You’ve read the book; now see the movie. Ivan Krstić’s presentation is as solid as any Apple WWDC presentation, and it’s packed with much more information than the company usually reveals about its security protocols.
Though this is a very easy watch, even for someone — like myself — with only a cursory understanding of security and software engineering, I’ve picked out a few key parts that are worth paying attention to:
Right off the top, there’s a rationale for why the kernel cache is no longer encrypted. In light of this news, which broke in mid-June, these slides were likely inserted after the presentation was considered complete.
At about 8:21, Krstić touches on the Secure Enclave’s multitude of protections. Some of this is known, but because it’s the root of the entire security system on iOS, it’s good to hear it reiterated.
At 18:57, Krstić explains how the Update Later feature, introduced in iOS 9, is made secure.
My guess for why I was asked for my iPad passcode when setting up Sierra — as referenced in my post on these slides — appears to be correct (24:55).
At 26:37, Krstić launches into a long explanation of how Apple protects their own encryption secrets and cloud synchronization technologies. From my perspective, this is the most dense part of the whole presentation, but it’s also the most important: Apple proving their own security protocols to the security community — and the community verifying it by looking for holes in it; see also the bug bounty program introduction at 36:14 — is critical to maintaining the company’s position as the tech company that values user security and privacy.
There’s a pretty funny explanation of Apple’s “physical one-way hash function” at 34:08.
At 39:40, Krstić kicks off the Q&A period. All questions are worth watching, but the first one is particularly telling, as is the question at 49:37. As you might expect from Apple, there are a lot of non-answers within the Q&A, but that’s also because of the kinds of questions that were asked.
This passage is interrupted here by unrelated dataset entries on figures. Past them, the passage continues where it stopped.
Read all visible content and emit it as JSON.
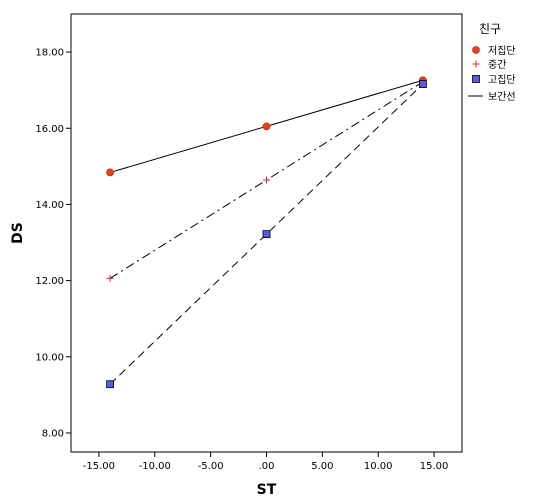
{
  "chart_data": {
    "type": "line",
    "xlabel": "ST",
    "ylabel": "DS",
    "xlim": [
      -17.5,
      17.5
    ],
    "ylim": [
      7.5,
      19.0
    ],
    "xticks": [
      -15,
      -10,
      -5,
      0,
      5,
      10,
      15
    ],
    "xtick_labels": [
      "-15.00",
      "-10.00",
      "-5.00",
      ".00",
      "5.00",
      "10.00",
      "15.00"
    ],
    "yticks": [
      8,
      10,
      12,
      14,
      16,
      18
    ],
    "ytick_labels": [
      "8.00",
      "10.00",
      "12.00",
      "14.00",
      "16.00",
      "18.00"
    ],
    "grid": false,
    "legend": {
      "title": "친구",
      "placement": "right",
      "fit_line_label": "보간선"
    },
    "series": [
      {
        "name": "저집단",
        "marker": "circle",
        "color": "#e8401c",
        "line_style": "solid",
        "points": [
          {
            "x": -14,
            "y": 14.84
          },
          {
            "x": 0,
            "y": 16.05
          },
          {
            "x": 14,
            "y": 17.26
          }
        ]
      },
      {
        "name": "중간",
        "marker": "plus",
        "color": "#e0262a",
        "line_style": "dashdot",
        "points": [
          {
            "x": -14,
            "y": 12.06
          },
          {
            "x": 0,
            "y": 14.64
          },
          {
            "x": 14,
            "y": 17.22
          }
        ]
      },
      {
        "name": "고집단",
        "marker": "square",
        "color": "#5a5ae8",
        "line_style": "dashed",
        "points": [
          {
            "x": -14,
            "y": 9.28
          },
          {
            "x": 0,
            "y": 13.22
          },
          {
            "x": 14,
            "y": 17.16
          }
        ]
      }
    ]
  }
}
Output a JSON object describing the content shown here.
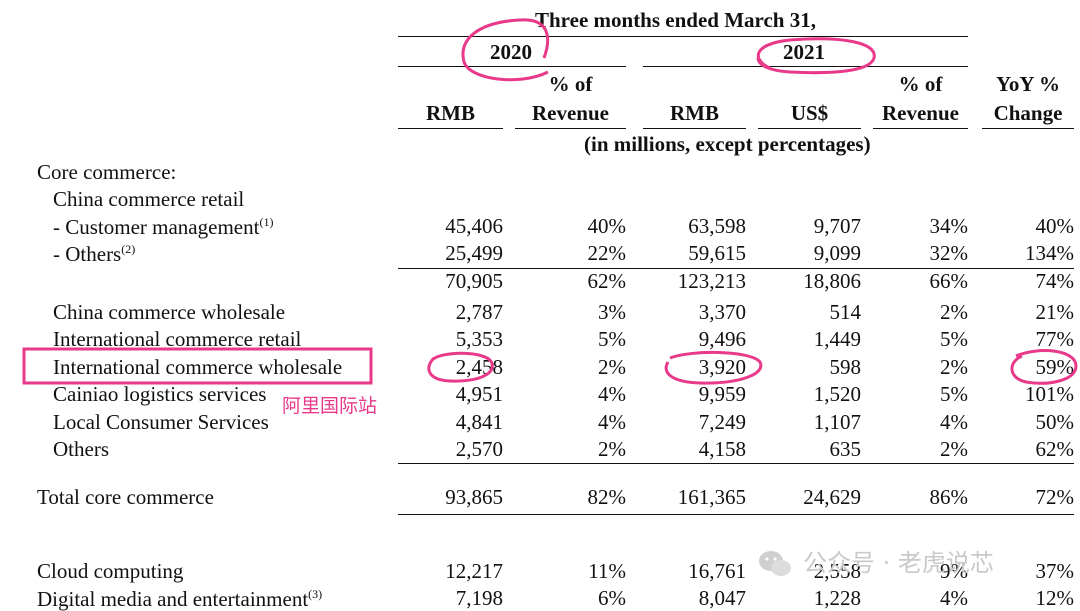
{
  "header": {
    "period": "Three months ended March 31,",
    "year1": "2020",
    "year2": "2021",
    "col_rmb": "RMB",
    "col_pct_line1": "% of",
    "col_pct_line2": "Revenue",
    "col_usd": "US$",
    "col_yoy_line1": "YoY %",
    "col_yoy_line2": "Change",
    "unit_note": "(in millions, except percentages)"
  },
  "sections": {
    "core": "Core commerce:",
    "china_retail": "China commerce retail"
  },
  "rows": [
    {
      "label": "- Customer management",
      "sup": "(1)",
      "v": [
        "45,406",
        "40%",
        "63,598",
        "9,707",
        "34%",
        "40%"
      ]
    },
    {
      "label": "- Others",
      "sup": "(2)",
      "v": [
        "25,499",
        "22%",
        "59,615",
        "9,099",
        "32%",
        "134%"
      ]
    },
    {
      "label": "",
      "sup": "",
      "v": [
        "70,905",
        "62%",
        "123,213",
        "18,806",
        "66%",
        "74%"
      ]
    },
    {
      "label": "China commerce wholesale",
      "sup": "",
      "v": [
        "2,787",
        "3%",
        "3,370",
        "514",
        "2%",
        "21%"
      ]
    },
    {
      "label": "International commerce retail",
      "sup": "",
      "v": [
        "5,353",
        "5%",
        "9,496",
        "1,449",
        "5%",
        "77%"
      ]
    },
    {
      "label": "International commerce wholesale",
      "sup": "",
      "v": [
        "2,458",
        "2%",
        "3,920",
        "598",
        "2%",
        "59%"
      ]
    },
    {
      "label": "Cainiao logistics services",
      "sup": "",
      "v": [
        "4,951",
        "4%",
        "9,959",
        "1,520",
        "5%",
        "101%"
      ]
    },
    {
      "label": "Local Consumer Services",
      "sup": "",
      "v": [
        "4,841",
        "4%",
        "7,249",
        "1,107",
        "4%",
        "50%"
      ]
    },
    {
      "label": "Others",
      "sup": "",
      "v": [
        "2,570",
        "2%",
        "4,158",
        "635",
        "2%",
        "62%"
      ]
    },
    {
      "label": "Total core commerce",
      "sup": "",
      "v": [
        "93,865",
        "82%",
        "161,365",
        "24,629",
        "86%",
        "72%"
      ]
    },
    {
      "label": "Cloud computing",
      "sup": "",
      "v": [
        "12,217",
        "11%",
        "16,761",
        "2,558",
        "9%",
        "37%"
      ]
    },
    {
      "label": "Digital media and entertainment",
      "sup": "(3)",
      "v": [
        "7,198",
        "6%",
        "8,047",
        "1,228",
        "4%",
        "12%"
      ]
    }
  ],
  "annotation": {
    "note": "阿里国际站",
    "color": "#e8398a"
  },
  "watermark": {
    "text": "公众号 · 老虎说芯",
    "icon": "wechat-icon"
  }
}
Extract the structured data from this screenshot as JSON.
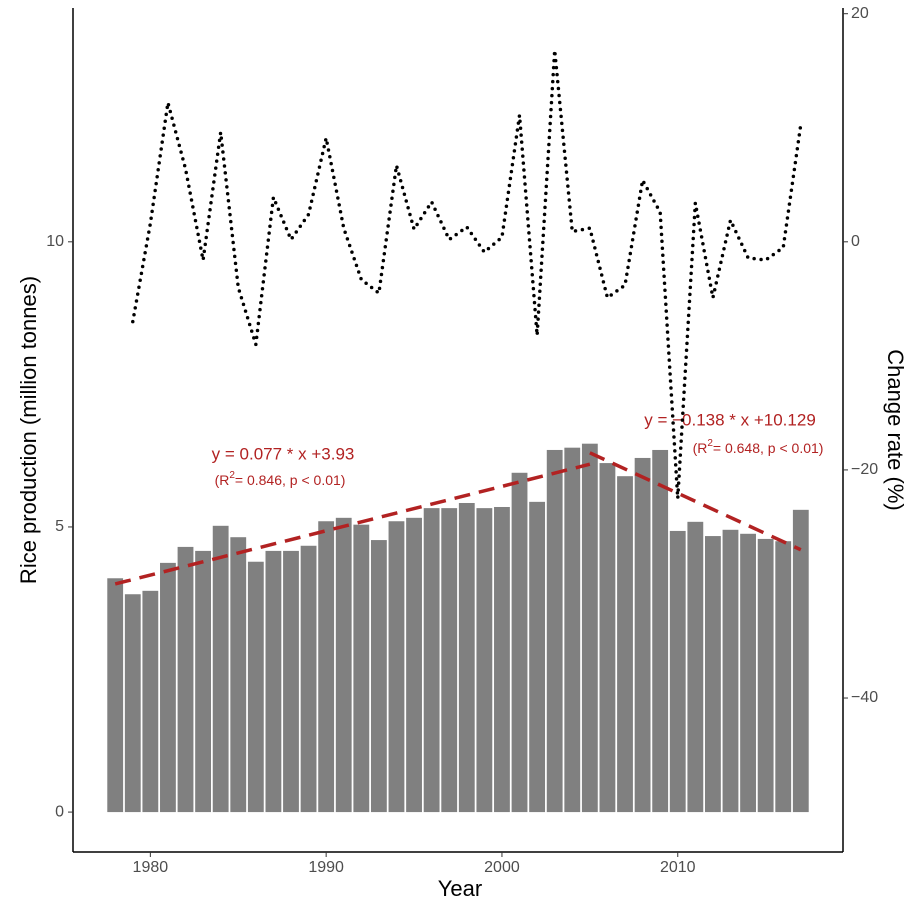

I was surprised by Krstić’s answer to the second audience question regarding seeing a list of devices granted user data syncing permissions for the purpose of revoking those credentials. Krstić said that there isn’t currently a way to do that, but the list of devices on the iCloud Settings page seems to serve that purpose. I’ve reached out to the company for an explanation and will update this post if I hear back.